Europe is witnessing more and more divisions and "bullying" by some countries against others as it lurches from one crisis to another, the leader of the U.K. Independence Party (UKIP) told CNBC.
"The euro crisis has split Europe from north to south...But (now) I think the migrant crisis actually has the ability to be an even more disruptive effect on the European Union," Nigel Farage said.
"Because we're not just talking about numbers of people… as we've heard from Hungary, Slovakia and elsewhere, there's a very big cultural and religious debate going on as well," he told CNBC Thursday on the eve of UKIP's annual conference in Doncaster.
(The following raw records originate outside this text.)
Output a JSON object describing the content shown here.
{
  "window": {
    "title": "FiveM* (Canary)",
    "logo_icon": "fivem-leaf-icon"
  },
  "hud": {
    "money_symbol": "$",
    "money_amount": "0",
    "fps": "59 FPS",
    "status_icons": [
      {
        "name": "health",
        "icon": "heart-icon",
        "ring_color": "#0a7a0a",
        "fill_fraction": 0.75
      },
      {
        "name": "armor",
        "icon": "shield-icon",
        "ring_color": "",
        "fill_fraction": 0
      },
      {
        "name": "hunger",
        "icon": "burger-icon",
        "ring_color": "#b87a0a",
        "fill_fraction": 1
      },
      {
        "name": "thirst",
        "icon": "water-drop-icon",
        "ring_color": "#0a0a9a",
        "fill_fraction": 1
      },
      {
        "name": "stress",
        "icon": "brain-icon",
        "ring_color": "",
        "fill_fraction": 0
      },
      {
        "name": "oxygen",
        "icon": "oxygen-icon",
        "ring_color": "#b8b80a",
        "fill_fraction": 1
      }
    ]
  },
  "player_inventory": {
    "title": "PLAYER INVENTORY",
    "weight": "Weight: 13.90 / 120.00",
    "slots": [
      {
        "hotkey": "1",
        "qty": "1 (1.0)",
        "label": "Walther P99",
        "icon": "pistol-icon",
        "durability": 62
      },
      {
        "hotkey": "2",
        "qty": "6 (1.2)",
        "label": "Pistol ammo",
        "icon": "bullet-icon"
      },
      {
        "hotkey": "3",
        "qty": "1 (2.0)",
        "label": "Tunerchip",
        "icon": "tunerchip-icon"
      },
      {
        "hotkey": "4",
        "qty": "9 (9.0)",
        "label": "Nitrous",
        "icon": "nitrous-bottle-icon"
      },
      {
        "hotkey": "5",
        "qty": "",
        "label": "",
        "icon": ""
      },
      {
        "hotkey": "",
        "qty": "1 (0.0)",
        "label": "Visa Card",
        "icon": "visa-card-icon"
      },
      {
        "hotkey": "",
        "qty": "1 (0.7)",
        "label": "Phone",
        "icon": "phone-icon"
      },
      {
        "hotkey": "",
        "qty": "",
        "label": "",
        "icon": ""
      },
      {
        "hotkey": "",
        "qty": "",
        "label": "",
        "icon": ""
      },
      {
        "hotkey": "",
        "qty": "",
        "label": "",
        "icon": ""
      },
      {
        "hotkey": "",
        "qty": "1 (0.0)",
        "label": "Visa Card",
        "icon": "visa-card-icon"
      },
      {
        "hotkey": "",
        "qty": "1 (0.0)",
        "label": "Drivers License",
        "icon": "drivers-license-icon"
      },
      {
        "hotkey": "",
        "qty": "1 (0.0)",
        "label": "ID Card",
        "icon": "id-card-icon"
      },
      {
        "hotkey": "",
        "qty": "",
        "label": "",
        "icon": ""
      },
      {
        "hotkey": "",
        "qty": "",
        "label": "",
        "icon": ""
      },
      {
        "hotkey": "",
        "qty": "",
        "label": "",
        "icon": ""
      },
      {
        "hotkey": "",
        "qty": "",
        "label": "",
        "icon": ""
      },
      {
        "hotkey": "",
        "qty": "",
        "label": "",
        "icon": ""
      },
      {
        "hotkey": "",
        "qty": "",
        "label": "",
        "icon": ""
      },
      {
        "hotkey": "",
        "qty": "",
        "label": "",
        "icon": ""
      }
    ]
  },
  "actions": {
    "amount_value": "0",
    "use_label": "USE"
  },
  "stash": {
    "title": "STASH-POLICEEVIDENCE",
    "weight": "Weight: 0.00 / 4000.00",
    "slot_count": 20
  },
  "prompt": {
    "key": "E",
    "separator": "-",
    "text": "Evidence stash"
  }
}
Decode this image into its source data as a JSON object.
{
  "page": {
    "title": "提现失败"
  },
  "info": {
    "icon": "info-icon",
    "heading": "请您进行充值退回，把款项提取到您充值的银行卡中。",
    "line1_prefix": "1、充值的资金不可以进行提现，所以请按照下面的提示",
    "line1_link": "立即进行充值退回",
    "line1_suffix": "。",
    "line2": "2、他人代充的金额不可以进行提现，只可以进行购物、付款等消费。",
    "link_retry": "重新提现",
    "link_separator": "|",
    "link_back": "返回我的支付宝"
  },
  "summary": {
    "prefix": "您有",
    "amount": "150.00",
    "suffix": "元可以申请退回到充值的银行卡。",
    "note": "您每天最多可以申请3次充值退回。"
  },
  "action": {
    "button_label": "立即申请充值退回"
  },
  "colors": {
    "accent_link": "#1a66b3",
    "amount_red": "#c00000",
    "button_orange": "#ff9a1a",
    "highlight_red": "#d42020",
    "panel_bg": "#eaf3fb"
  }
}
His comments come amid a snowballing migrant crisis in the region that has caused tensions among European Union member states – many of whom are struggling to deal with the influx of refugees coming mainly from the Middle East in search of a better life in Europe.
Earlier this week, EU leaders meeting in Brussels voted to implement a compulsory relocation program of 120,000 migrants this week, despite opposition from Hungary, Czech Republic, Slovakia and Romania who voted against the plan but – in an unusual step for Europe -- were vetoed.
Farage believed that action could lead to further resentment between member states.
"I think those central and eastern European countries who rejected the idea of enforced quotas have now found that the EU bullies, cheered on by Germany, have come through the back door and used a trick to enforce this upon them. I think all that can do is lead to resentment," he said.